The Wassail (pictured right), a watercolour design for the Ingram Street Tea Rooms in Glasgow, is one of 150 works by Mackintosh amassed over the past 50 years by Dr Thomas Howarth, Professor Emeritus of Architecture at the University of Toronto. He began collecting while researching his PhD thesis for the University of Glasgow.

It is only in the past 25 years that Mackintosh has received widespread appreciation as a major influence on European design and a prominent figure in the international Art Nouveau movement. As well as salvaging drawings and sketchbooks discarded by the designer's former colleagues, Dr Howarth wrote the definitive book about him and was instrumental in developing the collections at the Hunterian Museum and Art Gallery, University of Glasgow, and the Glasgow School of Art - the only collections that can rival his own in depth and range.

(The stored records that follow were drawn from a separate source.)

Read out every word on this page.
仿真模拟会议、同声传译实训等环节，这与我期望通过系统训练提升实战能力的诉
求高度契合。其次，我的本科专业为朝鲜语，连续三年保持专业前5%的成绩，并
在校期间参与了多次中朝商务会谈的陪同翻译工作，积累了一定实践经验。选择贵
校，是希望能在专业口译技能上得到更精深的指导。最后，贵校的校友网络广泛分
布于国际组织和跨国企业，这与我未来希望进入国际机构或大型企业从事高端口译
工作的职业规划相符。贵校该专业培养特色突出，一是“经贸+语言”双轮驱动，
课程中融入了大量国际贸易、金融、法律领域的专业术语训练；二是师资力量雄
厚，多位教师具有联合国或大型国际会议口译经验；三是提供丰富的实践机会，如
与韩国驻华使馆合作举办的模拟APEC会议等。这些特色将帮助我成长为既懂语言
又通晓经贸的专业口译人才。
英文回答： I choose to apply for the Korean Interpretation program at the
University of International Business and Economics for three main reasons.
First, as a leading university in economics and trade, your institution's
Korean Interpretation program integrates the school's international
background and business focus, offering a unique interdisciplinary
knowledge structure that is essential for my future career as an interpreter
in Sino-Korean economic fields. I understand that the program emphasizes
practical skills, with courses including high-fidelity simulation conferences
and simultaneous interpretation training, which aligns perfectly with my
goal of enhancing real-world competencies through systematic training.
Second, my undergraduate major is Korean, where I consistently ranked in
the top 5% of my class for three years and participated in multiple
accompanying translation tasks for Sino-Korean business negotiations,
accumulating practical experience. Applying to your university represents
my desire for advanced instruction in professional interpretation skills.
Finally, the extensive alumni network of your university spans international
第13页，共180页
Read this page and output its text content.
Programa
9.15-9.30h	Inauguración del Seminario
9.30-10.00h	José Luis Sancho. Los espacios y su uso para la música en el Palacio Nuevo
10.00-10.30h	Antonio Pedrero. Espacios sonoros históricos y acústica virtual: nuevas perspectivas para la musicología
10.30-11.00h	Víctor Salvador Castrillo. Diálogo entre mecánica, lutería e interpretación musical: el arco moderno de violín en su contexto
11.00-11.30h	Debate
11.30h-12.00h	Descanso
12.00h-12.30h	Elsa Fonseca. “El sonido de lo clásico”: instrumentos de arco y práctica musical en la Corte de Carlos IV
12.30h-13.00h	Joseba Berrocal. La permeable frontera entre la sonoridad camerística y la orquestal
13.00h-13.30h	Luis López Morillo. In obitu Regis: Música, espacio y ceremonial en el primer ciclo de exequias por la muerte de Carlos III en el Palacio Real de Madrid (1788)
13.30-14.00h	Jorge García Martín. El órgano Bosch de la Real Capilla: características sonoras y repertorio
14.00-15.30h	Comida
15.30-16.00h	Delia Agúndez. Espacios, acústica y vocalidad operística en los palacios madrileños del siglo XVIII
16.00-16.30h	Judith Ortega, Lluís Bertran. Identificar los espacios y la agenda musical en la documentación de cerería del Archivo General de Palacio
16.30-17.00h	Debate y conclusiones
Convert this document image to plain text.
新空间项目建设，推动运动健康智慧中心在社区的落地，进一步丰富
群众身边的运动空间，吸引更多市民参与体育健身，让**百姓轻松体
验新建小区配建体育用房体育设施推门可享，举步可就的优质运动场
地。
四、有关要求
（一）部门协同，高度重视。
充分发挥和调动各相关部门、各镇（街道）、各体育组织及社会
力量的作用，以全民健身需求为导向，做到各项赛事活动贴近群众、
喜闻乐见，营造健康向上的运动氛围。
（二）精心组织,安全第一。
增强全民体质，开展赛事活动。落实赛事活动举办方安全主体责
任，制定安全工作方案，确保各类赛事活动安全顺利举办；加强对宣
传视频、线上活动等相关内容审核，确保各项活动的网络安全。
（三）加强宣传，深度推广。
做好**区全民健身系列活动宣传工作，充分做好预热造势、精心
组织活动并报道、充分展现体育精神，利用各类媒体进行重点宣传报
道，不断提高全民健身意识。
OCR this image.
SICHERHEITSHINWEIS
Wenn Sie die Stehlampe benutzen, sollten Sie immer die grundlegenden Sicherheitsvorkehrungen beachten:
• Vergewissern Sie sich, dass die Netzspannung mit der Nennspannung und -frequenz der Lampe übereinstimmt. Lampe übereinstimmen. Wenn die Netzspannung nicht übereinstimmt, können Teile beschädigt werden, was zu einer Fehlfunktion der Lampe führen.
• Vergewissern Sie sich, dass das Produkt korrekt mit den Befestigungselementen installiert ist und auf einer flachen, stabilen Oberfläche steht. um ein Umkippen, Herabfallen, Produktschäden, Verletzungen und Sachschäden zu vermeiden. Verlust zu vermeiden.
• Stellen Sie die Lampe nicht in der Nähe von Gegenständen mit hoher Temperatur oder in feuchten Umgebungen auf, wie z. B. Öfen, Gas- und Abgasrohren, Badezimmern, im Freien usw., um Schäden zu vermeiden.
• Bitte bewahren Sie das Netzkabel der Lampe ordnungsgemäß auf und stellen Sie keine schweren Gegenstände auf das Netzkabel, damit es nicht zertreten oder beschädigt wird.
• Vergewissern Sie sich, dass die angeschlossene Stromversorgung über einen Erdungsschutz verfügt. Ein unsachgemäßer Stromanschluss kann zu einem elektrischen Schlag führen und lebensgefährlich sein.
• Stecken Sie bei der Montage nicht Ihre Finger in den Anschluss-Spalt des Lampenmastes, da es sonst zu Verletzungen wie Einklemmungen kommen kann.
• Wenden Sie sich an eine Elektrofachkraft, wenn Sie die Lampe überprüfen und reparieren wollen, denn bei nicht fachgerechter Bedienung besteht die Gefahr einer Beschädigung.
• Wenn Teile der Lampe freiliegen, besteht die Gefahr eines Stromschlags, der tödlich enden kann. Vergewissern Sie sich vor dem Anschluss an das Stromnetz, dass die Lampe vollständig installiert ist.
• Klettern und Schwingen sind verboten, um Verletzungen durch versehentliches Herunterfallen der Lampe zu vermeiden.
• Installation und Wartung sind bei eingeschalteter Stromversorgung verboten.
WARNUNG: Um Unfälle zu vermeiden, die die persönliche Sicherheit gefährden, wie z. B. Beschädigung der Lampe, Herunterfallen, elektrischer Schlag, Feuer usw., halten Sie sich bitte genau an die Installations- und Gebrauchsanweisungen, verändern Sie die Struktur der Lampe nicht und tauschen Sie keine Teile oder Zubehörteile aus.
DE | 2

But he said: ''I never set out to make a collection . . . You might think this is splendid. But I could have had items of greater value.' He was, he added, more concerned that Mackintosh should be represented in public collections.

Works to be sold at Christie's in London on 17 February range from exquisite furniture to highly-finished watercolours for Mackintosh's most celebrated commissions and reflect his refined eye and superlative skill as a draftsman.

There is, for example, the 1899 tall chair, with oval back rail designed to overcome space problems at the Luncheon Room of the Argyle Street Tearoom, which became one of his most recognisable design motifs (estimate, pounds 30,000 to pounds 40,000). A 1904 writing cabinet that shows Mackintosh's first extensive use of mother-of-pearl inlay, is expected to fetch up to pounds 300,000.